3.1.    Uit de uitspraak van de Afdeling van 22 februari 2023, ECLI:NL:RVS:2023:718, onder 4.2 en 4.3, volgt dat het in de brief van 11 oktober 2021 neergelegde beleid niet in strijd is met het evenredigheidsbeginsel, maar dat zich bijzondere omstandigheden kunnen voordoen op grond waarvan de minister niet strikt mag vasthouden aan dat beleid. Appellanten klagen terecht over het oordeel van de rechtbank dat de minister bij de beoordeling van een aanvraag om overbrenging geen ruimte heeft voor het betrekken van bijzondere individuele omstandigheden. Dat leidt echter niet tot vernietiging van de uitspraak van de rechtbank, vanwege het volgende.

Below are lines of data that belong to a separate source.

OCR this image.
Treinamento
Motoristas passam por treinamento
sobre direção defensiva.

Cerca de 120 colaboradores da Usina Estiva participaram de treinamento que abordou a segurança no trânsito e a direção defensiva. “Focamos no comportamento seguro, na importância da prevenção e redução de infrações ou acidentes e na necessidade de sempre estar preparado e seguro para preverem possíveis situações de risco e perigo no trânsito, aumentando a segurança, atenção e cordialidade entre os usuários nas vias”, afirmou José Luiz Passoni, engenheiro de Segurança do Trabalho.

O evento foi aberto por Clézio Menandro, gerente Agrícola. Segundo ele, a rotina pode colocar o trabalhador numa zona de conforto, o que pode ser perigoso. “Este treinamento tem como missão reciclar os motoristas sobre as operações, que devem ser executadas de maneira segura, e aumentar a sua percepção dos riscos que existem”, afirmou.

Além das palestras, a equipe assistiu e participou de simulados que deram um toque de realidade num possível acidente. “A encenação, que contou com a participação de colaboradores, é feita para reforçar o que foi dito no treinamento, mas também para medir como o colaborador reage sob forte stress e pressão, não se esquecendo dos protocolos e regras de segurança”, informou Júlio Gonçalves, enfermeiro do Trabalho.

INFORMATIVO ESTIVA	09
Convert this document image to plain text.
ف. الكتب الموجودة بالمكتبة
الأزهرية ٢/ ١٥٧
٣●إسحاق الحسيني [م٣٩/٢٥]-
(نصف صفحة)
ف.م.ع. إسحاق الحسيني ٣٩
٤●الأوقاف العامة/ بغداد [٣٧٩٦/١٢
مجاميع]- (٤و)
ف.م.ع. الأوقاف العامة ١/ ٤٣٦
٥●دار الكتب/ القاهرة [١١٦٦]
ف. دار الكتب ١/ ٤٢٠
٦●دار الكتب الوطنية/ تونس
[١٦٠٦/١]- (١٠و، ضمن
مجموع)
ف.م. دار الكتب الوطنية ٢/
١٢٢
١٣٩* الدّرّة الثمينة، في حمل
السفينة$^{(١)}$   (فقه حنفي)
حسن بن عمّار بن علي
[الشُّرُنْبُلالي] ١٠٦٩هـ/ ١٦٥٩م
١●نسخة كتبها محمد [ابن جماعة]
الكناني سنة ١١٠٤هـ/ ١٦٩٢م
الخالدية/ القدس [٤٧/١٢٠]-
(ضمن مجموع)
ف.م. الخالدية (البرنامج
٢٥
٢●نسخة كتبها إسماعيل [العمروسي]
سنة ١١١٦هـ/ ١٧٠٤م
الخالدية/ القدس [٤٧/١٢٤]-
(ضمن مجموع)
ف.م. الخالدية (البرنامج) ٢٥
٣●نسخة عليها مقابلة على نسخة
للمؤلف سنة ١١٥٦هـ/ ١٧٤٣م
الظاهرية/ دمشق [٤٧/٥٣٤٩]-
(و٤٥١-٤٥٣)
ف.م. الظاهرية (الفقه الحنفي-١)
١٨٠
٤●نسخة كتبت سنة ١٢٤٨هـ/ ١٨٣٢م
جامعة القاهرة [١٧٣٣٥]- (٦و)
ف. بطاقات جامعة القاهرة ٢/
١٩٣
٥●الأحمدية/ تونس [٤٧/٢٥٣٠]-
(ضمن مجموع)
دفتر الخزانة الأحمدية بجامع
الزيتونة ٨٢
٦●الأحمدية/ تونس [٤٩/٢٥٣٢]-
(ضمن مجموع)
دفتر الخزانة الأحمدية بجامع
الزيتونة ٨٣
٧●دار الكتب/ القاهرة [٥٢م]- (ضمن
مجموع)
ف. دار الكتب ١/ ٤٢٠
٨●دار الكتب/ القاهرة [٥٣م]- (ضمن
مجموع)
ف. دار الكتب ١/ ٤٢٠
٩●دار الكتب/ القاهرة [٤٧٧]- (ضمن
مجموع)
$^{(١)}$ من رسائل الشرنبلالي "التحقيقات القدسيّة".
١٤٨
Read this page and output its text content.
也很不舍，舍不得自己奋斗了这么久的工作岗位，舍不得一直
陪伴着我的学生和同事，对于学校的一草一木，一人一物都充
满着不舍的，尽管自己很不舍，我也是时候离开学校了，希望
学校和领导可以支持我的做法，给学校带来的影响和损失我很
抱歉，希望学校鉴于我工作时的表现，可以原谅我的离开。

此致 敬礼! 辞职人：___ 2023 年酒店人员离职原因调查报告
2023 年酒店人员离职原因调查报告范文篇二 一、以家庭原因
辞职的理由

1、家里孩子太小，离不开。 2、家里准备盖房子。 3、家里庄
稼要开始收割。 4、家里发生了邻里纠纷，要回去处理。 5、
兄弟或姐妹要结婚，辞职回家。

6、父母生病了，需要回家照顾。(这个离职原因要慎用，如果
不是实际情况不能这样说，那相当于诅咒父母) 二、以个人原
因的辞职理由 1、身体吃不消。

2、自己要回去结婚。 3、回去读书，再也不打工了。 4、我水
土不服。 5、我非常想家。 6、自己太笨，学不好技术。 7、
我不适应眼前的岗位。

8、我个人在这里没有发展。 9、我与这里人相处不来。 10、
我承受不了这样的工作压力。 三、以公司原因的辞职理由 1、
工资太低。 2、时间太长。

3.2.    Het staat vast dat [appellant] in de acute evacuatiefase geen oproep heeft ontvangen om zich op het vliegveld van Kabul te melden. Naar het oordeel van de Afdeling hebben appellanten niet aannemelijk gemaakt dat zich bijzondere omstandigheden voordoen waarin de rechtbank aanleiding had moeten zien voor het oordeel dat de minister voorbij had moeten gaan aan het feit dat [appellant] geen oproep heeft ontvangen.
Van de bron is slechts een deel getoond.